Needless to say, we don’t have hundreds of Earth-like planets to do experiments on. Instead, we have only one subject to study, the Earth. Establishing causation in such a situation is dicey, at best.

Contrary to what you have probably been told, there are no ‘fingerprints’ of human-induced warming which distinguish it from other, natural radiatively induced sources of warming. The warming is indeed (as the IPCC so artfully claims) “consistent” with increasing CO2, but it would also be consistent with other potential causes. Maybe not from direct effects of solar irradiance changes, or from changes in ozone, but I could list many more possibilities which we don’t have good enough data for enough years to thoroughly investigate.

Cargo Cult Science

I am on a mailing list of a career MD/JD who claims much of what passes as policy-relevant science these days (global warming, air pollution epidemiological studies) is what physicist Richard Feynman in 1974 called “cargo cult science“.

The story goes that after primitive South Pacific tribes were exposed to the modernized world with transport planes bringing supplies, they later tried to build mock-airstrips and planes which they believe would ’cause’ the real cargo planes to reappear.

Of course, the villagers were confused about causation.
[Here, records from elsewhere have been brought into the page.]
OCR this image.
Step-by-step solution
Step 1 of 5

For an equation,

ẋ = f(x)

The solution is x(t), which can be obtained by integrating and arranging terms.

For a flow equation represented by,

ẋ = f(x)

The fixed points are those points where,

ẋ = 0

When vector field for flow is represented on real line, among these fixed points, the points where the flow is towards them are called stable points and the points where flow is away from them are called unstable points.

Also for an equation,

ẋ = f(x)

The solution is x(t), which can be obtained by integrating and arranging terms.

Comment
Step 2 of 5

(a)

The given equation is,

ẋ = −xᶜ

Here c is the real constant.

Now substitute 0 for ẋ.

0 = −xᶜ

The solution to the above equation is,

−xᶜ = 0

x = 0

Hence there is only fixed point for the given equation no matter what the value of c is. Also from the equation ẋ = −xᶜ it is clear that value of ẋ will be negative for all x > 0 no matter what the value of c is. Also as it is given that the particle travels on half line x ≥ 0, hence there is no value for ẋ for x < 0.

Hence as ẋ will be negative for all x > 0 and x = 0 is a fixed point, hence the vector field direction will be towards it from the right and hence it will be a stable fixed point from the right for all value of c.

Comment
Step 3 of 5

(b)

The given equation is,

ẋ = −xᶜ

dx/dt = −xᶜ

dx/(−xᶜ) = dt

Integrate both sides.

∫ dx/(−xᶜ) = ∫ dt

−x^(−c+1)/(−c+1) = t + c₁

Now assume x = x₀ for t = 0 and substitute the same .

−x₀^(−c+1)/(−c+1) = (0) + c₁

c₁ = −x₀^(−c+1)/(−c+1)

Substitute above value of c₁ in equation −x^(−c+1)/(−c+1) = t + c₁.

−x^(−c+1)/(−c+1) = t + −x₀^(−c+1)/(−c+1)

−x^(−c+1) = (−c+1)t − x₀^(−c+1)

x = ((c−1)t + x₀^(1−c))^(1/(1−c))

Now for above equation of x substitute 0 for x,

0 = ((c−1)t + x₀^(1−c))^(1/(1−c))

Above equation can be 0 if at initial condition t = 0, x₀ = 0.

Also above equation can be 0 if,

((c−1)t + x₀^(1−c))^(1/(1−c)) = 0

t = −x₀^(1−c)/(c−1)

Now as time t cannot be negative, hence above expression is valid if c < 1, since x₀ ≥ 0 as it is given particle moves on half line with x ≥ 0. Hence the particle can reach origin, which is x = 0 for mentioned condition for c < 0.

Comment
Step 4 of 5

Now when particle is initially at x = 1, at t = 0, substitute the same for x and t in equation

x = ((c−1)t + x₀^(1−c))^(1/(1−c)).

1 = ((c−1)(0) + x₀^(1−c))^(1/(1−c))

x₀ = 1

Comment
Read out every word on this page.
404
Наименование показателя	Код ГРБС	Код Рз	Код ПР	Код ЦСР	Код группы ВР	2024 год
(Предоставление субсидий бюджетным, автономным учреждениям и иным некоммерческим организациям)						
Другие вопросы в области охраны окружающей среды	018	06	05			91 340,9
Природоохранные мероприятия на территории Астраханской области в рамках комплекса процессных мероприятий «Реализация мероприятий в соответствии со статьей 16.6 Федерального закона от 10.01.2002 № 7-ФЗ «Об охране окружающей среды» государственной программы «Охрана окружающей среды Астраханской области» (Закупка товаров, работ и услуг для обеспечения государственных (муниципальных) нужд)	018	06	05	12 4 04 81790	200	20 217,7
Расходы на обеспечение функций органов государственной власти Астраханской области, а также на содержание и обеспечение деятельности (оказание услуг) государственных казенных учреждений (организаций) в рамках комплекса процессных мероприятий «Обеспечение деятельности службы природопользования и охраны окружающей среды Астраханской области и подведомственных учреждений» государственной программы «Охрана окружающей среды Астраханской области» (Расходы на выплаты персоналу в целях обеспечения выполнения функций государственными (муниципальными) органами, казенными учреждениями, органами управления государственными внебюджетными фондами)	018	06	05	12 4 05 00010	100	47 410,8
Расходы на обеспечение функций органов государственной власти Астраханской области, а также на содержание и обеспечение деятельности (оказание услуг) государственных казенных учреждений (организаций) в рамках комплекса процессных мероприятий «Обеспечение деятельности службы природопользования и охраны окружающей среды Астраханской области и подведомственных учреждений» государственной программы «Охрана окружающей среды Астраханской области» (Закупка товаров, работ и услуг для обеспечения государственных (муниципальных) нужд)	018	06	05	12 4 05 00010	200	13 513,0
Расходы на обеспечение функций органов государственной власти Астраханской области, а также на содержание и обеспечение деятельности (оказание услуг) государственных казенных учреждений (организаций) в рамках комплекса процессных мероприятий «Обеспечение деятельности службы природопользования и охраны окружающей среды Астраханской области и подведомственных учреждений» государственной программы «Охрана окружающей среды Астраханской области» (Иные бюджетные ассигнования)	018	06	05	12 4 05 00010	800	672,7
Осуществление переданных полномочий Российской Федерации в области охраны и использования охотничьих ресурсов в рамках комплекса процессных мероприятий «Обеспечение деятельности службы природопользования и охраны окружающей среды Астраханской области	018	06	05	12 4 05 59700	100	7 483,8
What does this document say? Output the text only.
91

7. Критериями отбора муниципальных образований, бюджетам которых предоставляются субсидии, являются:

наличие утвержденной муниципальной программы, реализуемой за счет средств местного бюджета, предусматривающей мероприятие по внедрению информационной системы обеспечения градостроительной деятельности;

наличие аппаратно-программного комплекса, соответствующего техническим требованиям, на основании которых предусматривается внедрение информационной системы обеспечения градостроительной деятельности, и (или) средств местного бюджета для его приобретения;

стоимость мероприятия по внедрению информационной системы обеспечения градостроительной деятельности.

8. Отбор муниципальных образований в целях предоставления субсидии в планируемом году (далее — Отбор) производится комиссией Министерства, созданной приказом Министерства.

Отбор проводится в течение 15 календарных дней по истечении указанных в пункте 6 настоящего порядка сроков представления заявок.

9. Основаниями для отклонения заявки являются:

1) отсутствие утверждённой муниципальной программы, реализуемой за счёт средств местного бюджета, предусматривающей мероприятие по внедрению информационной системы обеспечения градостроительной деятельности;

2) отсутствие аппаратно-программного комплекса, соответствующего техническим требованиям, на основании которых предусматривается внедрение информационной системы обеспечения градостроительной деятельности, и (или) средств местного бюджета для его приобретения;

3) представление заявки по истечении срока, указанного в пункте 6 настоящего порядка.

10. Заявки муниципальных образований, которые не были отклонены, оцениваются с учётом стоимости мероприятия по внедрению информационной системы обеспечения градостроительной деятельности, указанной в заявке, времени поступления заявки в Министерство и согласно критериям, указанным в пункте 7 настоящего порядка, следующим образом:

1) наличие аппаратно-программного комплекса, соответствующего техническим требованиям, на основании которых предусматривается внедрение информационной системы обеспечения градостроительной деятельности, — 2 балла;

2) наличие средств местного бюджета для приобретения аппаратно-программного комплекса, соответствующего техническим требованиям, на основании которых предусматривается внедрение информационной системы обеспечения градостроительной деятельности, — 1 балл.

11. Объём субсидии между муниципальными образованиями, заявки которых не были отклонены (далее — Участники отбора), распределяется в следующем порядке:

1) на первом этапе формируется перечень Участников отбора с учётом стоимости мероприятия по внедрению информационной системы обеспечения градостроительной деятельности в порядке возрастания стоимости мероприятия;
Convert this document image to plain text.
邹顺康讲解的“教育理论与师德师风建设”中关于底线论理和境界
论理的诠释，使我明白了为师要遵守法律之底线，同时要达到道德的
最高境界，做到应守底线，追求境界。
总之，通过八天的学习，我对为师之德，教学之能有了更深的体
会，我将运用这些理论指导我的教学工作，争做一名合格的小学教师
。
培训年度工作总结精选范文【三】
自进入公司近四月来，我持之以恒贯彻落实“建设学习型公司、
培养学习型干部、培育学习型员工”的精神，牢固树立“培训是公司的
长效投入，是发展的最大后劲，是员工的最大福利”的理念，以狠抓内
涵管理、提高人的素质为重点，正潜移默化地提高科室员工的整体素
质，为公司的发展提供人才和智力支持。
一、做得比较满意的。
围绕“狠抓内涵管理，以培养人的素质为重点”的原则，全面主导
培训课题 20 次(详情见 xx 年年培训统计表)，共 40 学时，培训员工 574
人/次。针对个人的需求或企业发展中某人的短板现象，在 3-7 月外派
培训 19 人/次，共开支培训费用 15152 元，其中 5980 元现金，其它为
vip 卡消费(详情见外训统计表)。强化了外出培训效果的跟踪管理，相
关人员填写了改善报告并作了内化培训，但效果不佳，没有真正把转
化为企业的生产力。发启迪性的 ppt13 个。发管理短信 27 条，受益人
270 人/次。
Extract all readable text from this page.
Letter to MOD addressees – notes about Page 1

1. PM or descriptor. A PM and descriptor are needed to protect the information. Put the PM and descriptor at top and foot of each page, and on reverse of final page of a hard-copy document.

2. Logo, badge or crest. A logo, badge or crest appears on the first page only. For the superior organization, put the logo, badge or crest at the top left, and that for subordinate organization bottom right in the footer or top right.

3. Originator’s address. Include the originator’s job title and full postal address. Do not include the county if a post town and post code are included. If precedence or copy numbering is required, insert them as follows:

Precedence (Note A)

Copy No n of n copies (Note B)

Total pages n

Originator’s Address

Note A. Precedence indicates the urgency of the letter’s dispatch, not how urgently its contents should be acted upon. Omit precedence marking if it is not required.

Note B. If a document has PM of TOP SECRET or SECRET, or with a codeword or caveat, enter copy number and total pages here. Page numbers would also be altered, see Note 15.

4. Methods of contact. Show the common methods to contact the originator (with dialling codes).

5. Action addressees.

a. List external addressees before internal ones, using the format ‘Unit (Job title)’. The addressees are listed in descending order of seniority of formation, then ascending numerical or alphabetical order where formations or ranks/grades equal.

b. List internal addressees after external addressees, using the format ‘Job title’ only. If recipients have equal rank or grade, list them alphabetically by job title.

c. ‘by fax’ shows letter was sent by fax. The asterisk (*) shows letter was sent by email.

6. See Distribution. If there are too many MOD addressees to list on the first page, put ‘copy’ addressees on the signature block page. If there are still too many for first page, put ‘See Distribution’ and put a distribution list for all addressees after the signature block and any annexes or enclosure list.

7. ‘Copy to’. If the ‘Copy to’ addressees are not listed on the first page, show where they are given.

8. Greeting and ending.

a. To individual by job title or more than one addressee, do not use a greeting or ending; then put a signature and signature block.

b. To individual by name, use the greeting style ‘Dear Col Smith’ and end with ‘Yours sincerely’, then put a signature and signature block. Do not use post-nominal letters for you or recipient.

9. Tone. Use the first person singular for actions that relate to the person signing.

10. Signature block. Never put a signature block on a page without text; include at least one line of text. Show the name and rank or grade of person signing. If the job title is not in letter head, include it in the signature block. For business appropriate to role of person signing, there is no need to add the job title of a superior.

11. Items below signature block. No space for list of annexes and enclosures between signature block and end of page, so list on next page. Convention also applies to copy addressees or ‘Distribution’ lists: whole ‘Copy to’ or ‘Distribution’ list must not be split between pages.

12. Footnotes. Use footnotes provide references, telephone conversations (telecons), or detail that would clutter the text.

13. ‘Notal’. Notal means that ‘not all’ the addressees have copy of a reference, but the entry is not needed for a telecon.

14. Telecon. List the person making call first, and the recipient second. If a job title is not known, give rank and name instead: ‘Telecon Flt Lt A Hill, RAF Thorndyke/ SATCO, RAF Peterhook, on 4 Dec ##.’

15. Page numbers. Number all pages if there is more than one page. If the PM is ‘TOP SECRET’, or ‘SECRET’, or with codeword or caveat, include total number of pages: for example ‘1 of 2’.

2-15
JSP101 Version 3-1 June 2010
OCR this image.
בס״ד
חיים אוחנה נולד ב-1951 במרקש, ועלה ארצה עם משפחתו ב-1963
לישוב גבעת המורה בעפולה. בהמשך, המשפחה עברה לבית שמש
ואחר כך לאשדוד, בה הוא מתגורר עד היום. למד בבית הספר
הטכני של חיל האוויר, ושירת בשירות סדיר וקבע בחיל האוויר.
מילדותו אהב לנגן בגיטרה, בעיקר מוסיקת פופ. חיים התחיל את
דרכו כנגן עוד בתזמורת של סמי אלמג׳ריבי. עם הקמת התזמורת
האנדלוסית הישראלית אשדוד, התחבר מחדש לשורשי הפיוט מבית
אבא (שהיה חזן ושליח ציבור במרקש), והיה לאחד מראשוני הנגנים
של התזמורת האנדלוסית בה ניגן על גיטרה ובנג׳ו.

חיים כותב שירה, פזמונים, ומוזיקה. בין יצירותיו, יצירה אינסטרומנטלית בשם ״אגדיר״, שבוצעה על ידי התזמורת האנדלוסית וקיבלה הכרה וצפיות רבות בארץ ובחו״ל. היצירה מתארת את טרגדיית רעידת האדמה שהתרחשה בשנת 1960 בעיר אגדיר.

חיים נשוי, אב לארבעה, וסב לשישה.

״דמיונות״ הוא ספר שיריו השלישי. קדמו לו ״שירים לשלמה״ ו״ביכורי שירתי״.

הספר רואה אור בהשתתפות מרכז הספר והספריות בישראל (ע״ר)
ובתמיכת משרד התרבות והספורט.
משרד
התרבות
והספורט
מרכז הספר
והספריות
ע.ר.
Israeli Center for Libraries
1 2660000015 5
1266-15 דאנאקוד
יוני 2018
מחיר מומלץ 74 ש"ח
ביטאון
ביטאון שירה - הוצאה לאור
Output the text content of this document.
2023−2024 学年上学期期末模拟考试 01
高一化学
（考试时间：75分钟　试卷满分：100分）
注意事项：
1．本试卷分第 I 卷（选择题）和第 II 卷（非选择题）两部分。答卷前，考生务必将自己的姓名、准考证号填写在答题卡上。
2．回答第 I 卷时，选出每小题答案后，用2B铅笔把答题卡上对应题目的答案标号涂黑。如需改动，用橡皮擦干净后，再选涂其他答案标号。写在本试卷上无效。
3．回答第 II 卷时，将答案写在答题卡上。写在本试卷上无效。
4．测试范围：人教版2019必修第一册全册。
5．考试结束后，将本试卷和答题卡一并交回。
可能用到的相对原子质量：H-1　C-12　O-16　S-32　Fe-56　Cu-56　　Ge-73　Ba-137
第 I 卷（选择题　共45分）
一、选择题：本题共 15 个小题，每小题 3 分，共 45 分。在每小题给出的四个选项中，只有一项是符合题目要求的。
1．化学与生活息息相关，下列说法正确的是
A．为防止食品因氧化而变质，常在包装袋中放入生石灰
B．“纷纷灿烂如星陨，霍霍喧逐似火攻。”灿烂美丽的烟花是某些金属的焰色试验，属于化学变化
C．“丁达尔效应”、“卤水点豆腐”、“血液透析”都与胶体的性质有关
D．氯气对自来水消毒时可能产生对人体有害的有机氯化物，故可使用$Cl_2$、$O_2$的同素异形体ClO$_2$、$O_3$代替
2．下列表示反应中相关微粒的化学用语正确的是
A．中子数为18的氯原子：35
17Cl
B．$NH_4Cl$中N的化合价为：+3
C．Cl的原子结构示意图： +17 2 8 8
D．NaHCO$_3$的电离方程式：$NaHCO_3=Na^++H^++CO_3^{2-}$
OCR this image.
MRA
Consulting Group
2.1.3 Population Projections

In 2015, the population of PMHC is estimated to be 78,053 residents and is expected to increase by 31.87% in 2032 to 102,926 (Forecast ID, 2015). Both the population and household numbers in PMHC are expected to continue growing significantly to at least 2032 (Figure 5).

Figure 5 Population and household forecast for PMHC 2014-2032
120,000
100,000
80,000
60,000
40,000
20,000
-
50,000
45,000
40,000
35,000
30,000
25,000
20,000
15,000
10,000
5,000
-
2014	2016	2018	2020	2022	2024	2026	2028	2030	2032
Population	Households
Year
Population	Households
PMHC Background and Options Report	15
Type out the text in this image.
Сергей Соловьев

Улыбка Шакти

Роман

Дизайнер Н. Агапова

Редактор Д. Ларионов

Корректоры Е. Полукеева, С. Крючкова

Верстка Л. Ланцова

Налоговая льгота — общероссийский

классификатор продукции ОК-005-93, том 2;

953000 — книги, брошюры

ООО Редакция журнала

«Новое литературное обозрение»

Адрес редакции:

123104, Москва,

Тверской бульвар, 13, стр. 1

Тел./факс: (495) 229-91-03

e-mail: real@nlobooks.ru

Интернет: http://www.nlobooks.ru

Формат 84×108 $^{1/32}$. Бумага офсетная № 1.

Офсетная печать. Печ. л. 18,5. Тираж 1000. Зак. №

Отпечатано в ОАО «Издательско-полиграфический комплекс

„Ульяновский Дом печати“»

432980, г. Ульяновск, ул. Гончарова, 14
In this case, the need of advanced societies to deliver cargo is what causes airports to be built, not the other way around.

Humans are endlessly ingenious at devising explanations for physical phenomena, while typically there is only one explanation. You can believe that global warming is mostly caused by increasing CO2, changing sunspots, natural climate cycles (my personal favorite), the moon, the planets, HAARP experiments in Alaska, or whatever you can dream up. But to actually prove any of those is impossible, and to even convincingly establish a connection is more a matter of how easy it is to convince people, rather than how good the evidence is.

The Earth has warmed…but there is also abundant proxy evidence that it warmed (and cooled) in the past. So, did increasing CO2 in the last half century really cause the most recent period of warming? We might never know.

The courts are increasingly deferring such matters of causation to the “expertise” of government agencies, such as the EPA. The Circuit Court of DC recently heard challenges to EPA’s 2010 endangerment finding (or ruling) that increasing CO2 is a threat to human health and welfare, and thus must be regulated under the Clean Air Act.

Yet the judges sitting on that court did not want to hear any challenges to the science(!) If the endangerment finding was based upon the science, how the hell can a court hear challenges to the Finding if it does not want to hear about the science? I’m not an attorney, but it seems like lawyers are so busy arguing procedural and obscure legal issues, they are not willing to go after the fundamental premise: that more CO2 in the atmosphere is bad for you.

Yeah, science is hard. It can make your head hurt. But if you are going to base policy on what some scientists claim, you’d better be prepared to address challenges to that science.